Exons 6 and 7, although still in frame, are not transcribed as the
splice acceptor and poly A motif terminate transcription resulting
in a functional knockout of the gene. In addition, by replacing
exons 2 to 5 functional alternative splice forms as observed in
humans are prevented.
[0125] The constructed targeting vector as shown above was cloned
and further, transfected into C57BL/6N mouse embryonal stem (ES)

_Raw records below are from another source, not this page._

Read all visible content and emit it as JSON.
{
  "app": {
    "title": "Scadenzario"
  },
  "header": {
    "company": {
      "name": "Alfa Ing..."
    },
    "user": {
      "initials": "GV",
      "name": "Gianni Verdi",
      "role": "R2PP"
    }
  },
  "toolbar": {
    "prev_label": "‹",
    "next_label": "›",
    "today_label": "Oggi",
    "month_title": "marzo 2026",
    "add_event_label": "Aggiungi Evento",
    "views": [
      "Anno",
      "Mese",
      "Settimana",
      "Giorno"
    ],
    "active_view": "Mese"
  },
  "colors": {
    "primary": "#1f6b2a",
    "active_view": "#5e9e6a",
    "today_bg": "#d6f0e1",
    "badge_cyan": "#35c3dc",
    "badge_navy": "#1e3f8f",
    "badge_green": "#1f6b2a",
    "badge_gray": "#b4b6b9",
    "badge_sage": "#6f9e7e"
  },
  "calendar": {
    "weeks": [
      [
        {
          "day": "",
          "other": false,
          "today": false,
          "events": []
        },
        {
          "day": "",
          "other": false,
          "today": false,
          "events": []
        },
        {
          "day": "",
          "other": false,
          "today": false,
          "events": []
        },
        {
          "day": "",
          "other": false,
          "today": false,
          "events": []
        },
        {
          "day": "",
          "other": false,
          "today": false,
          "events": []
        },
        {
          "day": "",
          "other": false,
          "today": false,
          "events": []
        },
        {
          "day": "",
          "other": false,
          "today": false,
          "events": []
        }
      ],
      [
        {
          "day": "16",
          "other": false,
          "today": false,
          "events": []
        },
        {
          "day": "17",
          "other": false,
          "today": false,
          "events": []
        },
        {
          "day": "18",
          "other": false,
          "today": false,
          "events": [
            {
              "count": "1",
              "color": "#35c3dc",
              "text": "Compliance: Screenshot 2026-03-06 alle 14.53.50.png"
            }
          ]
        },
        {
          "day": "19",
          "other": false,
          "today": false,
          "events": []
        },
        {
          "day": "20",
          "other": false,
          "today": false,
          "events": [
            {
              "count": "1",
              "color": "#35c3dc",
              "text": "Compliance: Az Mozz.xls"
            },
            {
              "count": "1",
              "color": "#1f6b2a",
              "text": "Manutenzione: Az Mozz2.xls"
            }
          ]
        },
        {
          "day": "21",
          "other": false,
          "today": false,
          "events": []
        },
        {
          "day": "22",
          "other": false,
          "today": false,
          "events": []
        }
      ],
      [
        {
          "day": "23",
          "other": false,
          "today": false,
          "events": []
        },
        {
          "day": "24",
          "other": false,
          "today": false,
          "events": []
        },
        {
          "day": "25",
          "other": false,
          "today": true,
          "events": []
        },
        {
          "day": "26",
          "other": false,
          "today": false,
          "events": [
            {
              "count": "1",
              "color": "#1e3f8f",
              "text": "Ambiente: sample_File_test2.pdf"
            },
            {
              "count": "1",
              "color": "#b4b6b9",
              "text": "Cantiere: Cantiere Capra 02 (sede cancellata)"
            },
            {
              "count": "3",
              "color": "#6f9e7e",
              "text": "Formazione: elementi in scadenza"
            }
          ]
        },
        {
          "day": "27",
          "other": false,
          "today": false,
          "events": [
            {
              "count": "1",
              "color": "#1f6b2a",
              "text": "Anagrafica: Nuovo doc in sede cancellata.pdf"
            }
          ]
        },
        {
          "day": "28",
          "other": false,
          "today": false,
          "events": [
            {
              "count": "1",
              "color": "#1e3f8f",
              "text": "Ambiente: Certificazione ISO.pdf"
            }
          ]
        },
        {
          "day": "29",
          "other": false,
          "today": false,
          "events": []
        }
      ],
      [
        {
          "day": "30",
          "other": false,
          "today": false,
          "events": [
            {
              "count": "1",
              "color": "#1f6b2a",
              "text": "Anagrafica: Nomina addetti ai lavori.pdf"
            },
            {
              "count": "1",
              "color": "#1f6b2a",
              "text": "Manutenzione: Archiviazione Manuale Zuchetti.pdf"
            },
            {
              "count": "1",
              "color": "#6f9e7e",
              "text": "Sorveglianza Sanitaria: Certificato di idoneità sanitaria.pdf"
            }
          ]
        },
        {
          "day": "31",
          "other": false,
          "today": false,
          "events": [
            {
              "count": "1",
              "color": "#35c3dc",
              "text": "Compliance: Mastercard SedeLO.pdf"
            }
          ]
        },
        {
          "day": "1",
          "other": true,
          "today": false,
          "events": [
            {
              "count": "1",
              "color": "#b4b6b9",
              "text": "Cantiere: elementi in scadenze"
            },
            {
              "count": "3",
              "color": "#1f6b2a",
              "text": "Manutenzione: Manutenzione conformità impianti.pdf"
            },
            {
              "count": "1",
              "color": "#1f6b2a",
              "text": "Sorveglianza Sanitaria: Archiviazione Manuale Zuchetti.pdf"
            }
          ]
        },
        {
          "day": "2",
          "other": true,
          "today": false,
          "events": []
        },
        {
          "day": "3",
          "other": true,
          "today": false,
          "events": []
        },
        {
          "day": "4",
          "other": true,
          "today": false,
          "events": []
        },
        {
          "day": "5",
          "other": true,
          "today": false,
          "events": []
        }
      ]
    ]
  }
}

cells. The transfection of ES cells was performed according to
state of the at techniques (Hogan et al., Manipulating the Mouse
Embryo: A Laboratory Manual, Cold Spring Harbor Laboratory Press,
Cold Spring Harbor, N.Y., 1994 and Jackson and Abbott, Mouse
Genetics and Transgenics: A Practical Approach, Oxford University
Press, Oxford, England, 1999). After homologous recombination
targeted ES cell clones, which were identified by Southern Blot
analysis, were injected into blastocysts to generate chimeric mice
using standard techniques (Tymms and Kola: Gene Knock Out
Protocols, Humana Press 2001). After successful transmission of the
germline of the chimeric mice generated, they were crossed to an
Alzheimer's disease mouse model to produce homozygous SULT4A1
knockout mice on an Alzheimer's disease background.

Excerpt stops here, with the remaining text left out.